The FBI is launching facial-recognition technology as part of its $1 billion program to fight terrorism and help make it easier to find crime suspects, New Scientist magazine reported.
Some states began uploading mug shots of criminals as part of a pilot program in February. The program is expected to be rolled out nationwide by 2014. FBI officials said that the technology will allow them to track a suspect by picking out their face in a crowd, according to New Scientist.
Facial recognition technology would also allow images of a suspect from security cameras to be compared against an FBI cache of images.

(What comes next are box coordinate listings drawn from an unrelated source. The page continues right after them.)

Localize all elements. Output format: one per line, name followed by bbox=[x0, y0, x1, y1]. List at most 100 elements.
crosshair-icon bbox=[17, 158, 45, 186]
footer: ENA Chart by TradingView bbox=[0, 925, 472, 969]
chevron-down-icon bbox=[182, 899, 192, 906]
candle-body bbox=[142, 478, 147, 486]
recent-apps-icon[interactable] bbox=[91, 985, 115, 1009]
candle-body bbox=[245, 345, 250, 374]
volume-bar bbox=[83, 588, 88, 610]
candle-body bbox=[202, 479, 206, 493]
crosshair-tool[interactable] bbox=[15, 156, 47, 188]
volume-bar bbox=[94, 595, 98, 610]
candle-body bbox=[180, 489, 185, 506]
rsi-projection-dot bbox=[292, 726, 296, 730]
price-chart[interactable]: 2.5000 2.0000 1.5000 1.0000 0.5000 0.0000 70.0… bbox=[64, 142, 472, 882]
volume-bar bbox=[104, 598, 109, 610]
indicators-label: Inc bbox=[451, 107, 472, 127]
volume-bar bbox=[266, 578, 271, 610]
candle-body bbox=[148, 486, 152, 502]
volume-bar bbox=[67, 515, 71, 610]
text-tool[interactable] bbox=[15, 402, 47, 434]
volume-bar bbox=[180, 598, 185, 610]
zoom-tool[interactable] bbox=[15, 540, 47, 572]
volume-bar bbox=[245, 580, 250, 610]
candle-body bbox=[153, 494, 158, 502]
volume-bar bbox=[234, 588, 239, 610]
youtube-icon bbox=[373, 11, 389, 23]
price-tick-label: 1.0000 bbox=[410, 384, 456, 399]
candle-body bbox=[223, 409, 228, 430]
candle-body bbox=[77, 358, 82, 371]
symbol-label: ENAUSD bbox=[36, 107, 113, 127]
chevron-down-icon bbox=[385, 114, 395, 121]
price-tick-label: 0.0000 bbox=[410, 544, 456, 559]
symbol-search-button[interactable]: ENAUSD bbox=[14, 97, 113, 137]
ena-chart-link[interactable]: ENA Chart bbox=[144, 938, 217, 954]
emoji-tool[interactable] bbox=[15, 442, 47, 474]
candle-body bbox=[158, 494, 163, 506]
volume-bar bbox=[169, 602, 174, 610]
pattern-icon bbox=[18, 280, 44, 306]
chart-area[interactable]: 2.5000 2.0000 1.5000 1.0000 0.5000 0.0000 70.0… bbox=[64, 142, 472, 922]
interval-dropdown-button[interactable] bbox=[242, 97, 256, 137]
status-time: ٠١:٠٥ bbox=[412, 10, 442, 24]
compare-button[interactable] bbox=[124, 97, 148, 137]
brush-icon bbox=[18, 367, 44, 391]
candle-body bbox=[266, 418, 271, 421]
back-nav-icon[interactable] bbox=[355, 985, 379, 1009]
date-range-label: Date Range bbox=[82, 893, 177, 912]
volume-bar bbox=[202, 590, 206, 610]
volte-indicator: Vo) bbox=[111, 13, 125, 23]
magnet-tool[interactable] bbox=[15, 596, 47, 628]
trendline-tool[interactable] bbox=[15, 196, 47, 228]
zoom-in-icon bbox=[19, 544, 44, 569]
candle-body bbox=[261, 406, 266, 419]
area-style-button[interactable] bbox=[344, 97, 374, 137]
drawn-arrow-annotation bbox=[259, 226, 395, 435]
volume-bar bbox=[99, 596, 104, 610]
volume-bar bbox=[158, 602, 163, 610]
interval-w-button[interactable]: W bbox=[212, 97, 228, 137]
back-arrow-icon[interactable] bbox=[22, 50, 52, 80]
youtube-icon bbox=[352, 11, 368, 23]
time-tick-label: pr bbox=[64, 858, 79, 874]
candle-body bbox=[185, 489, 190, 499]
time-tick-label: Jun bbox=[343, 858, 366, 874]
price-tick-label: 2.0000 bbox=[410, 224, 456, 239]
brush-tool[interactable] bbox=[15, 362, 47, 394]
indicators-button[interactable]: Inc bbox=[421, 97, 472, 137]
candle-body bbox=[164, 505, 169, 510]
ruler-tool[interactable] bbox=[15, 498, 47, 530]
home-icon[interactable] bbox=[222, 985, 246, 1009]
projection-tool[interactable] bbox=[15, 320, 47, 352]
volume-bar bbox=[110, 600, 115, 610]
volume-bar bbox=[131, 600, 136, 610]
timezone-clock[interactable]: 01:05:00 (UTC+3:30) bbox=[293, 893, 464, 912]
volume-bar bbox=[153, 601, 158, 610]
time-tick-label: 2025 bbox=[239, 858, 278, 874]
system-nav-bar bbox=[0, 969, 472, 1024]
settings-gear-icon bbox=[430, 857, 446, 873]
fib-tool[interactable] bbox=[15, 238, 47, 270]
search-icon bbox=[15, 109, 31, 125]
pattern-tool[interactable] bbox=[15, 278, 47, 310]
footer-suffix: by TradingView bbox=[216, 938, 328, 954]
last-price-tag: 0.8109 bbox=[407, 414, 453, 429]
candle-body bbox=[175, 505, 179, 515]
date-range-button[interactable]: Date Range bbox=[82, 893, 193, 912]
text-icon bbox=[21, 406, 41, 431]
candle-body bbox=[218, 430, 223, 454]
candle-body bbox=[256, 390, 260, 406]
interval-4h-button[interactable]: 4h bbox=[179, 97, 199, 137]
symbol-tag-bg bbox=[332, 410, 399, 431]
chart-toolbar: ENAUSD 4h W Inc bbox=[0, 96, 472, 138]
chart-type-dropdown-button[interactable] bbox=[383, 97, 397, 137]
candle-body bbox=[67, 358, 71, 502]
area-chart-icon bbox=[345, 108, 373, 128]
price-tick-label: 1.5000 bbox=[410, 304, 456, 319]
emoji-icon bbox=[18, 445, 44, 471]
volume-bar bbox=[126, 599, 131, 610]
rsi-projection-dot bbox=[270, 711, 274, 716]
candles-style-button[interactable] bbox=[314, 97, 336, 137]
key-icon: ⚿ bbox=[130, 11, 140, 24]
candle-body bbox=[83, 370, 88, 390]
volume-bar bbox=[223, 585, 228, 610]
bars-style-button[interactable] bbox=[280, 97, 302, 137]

The FBI would be able to search for a person by sorting through catalogs of mugshots and the images from the expansive network of cameras on street corners across the country, Gizmodo.com reported.
The FBI said its goal, “is to reduce terrorist and criminal activities by improving and expanding biometric identification and criminal history information services through research, evaluation, and implementation of advanced technology,” according to Gizmodo.com.
Tests show that algorithms can pick someone out in a pool of 1.6 million mugshots 92 percent of the time and it’s also possible to match a mugshot to a photo of a person who isn't looking at the camera, the New Scientist reported.
The FBI has also partnered with issuers of state drivers' licenses for photo comparison, the New Scientist reported. Jay Stanley of the American Civil Liberties Union told New Scientist he had concerns. "Once you start plugging this into the FBI database, it becomes tantamount to a national photographic database," he said.